As far as I am concerned though, the second harvest has commenced. While I have been pinching small sprigs of basil and flat-leaf parsley for the past two months, and bringing them in to use in small amounts at dinner, in dishes such as grilled potato salad, lemon-herb bruschetta, and other sundry recipes, it was only this week that I went outside and found the basil plants had literally exploded.
Exploded in a good way, that is. I brought a little more than a pound inside one evening, and rather excitedly whipped up three batches of fresh pesto.
We love pesto. Every year, whether from plants in my own garden or that of my mother, or even from our former beloved CSA, we enjoy at least a few dinners of pasta with fresh basil pesto (there has even been arugula pesto on our menu in seasons past), and there have been years in which I have managed to freeze enough batches to see us through the winter.
There is nothing, it would seem, that can evoke summer in January so well as the bright, sharp peppery flavor of pesto made from fresh basil. And to our utter delight, pesto that is frozen keeps its fresh flavor in a way unlike any other herb preservation technique.
I find pesto is best served over a substantial pasta. The light, slippery sauce is a bit lost on angel hair, and it can be a bit clumpy when used as an accompaniment to orecchiette or penne, where it can lodge itself into the crevices and make a nuisance out of itself, so we tend towards homemade whole-wheat fettucine. The heft of the whole-wheat makes for a more filling meal, and the width of the fettucine noodles provides a nice foil to the delicate sauce.
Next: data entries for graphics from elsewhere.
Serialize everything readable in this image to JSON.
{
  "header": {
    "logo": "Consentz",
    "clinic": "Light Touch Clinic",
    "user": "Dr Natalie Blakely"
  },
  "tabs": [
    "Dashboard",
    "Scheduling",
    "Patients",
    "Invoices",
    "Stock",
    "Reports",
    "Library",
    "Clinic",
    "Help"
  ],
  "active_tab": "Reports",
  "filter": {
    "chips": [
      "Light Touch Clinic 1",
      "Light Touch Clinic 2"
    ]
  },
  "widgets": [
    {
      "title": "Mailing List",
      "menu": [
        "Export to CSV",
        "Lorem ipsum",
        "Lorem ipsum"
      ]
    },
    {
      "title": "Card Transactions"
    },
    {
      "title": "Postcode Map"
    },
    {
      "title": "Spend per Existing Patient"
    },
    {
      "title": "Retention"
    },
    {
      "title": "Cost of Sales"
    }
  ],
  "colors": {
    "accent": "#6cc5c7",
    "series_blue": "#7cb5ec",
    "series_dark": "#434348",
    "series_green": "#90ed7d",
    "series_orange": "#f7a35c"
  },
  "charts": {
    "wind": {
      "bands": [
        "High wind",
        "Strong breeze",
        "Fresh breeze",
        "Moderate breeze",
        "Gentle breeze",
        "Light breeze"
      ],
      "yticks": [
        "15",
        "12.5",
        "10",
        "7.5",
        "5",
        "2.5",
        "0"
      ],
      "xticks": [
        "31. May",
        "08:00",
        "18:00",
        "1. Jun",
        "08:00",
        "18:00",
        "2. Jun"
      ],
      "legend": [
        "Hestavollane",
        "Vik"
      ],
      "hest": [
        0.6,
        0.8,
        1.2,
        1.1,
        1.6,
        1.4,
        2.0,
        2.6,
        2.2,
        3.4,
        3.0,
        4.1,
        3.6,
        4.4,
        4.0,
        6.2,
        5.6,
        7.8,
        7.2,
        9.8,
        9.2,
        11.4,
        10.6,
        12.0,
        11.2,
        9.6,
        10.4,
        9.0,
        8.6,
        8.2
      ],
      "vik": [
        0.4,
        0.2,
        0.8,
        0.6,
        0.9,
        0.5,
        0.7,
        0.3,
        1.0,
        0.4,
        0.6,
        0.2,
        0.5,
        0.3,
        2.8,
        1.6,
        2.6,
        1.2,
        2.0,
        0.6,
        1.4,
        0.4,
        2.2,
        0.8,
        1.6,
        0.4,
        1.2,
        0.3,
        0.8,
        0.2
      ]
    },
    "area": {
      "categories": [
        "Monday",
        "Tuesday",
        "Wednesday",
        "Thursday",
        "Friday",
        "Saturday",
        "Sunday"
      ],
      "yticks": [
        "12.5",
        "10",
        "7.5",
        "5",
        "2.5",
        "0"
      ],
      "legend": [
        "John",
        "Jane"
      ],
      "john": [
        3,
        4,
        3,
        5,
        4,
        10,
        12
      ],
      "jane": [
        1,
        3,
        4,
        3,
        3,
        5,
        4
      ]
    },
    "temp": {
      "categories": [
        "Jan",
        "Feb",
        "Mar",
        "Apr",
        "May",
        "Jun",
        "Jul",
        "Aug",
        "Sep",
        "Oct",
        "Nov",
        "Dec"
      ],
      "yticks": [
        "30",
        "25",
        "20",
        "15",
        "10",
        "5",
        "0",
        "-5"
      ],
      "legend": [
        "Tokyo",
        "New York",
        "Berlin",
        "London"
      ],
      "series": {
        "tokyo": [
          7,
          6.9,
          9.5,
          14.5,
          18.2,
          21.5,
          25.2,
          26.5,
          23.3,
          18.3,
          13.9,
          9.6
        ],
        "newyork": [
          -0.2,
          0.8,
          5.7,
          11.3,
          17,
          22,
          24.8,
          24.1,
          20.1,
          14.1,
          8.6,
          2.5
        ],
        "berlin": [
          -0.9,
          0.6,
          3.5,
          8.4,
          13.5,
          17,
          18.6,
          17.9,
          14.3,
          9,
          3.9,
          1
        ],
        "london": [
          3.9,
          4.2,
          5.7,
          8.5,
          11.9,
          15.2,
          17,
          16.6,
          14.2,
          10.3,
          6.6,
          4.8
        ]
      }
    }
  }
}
We have tried countless variations on basil pesto, sometimes using nuts, other times omitting them, occasionally varying the ratio of olive oil to basil, and employing different cheeses as we see fit. This time I went with a recipe from How to Cook Everything, and we were crazy about it. A small amount of toasted nuts were included, which added a little richness to the texture and provided a welcome ever-so-slightly smoky flavor. The flavor of the basil was still bright and clear though, allowing the fresh herb to shine in the best of ways.
This will be our new go-to version for sure. One pound of basil, weighed while still on the stem, was enough to make three batches of the sauce, two of which were frozen for future use, and now, only three or four days later, the plants have already leafed out again. I decree this a perfect year for herbs. And for pesto.
Especially if I take up rabbit hunting...
BASIL PESTO (adapted from How to Cook Everything), makes enough to serve with one pound of pasta
Note: if freezing, omit the Parmesan for now and stir in after thawing.
- 2 cups packed fresh basil leaves, stems discarded
- pinch of kosher salt
- 1 to 2 cloves garlic, crushed
- 2 Tbs walnuts or pecans, lightly toasted in a dry skillet
- 1/2 cup extra-virgin olive oil, more if needed
- 1/2 cup freshly grated Parmesan, plus more to grate on top of the finished dish
- Freshly ground black pepper
- In a food processor or blender, combine the basil, salt, garlic, nuts and oil, and process until basil is finely chopped. More oil can be added if you prefer the sauce to be thinner (or an extra drizzle of olive oil can be added to the finished dish).
- Stir the Parmesan in by hand.
- Toss with cooked and drained pasta, finishing the dish with a drizzle of olive oil and a sprinkle of Parmesan, and adding a couple grinds of black pepper if desired.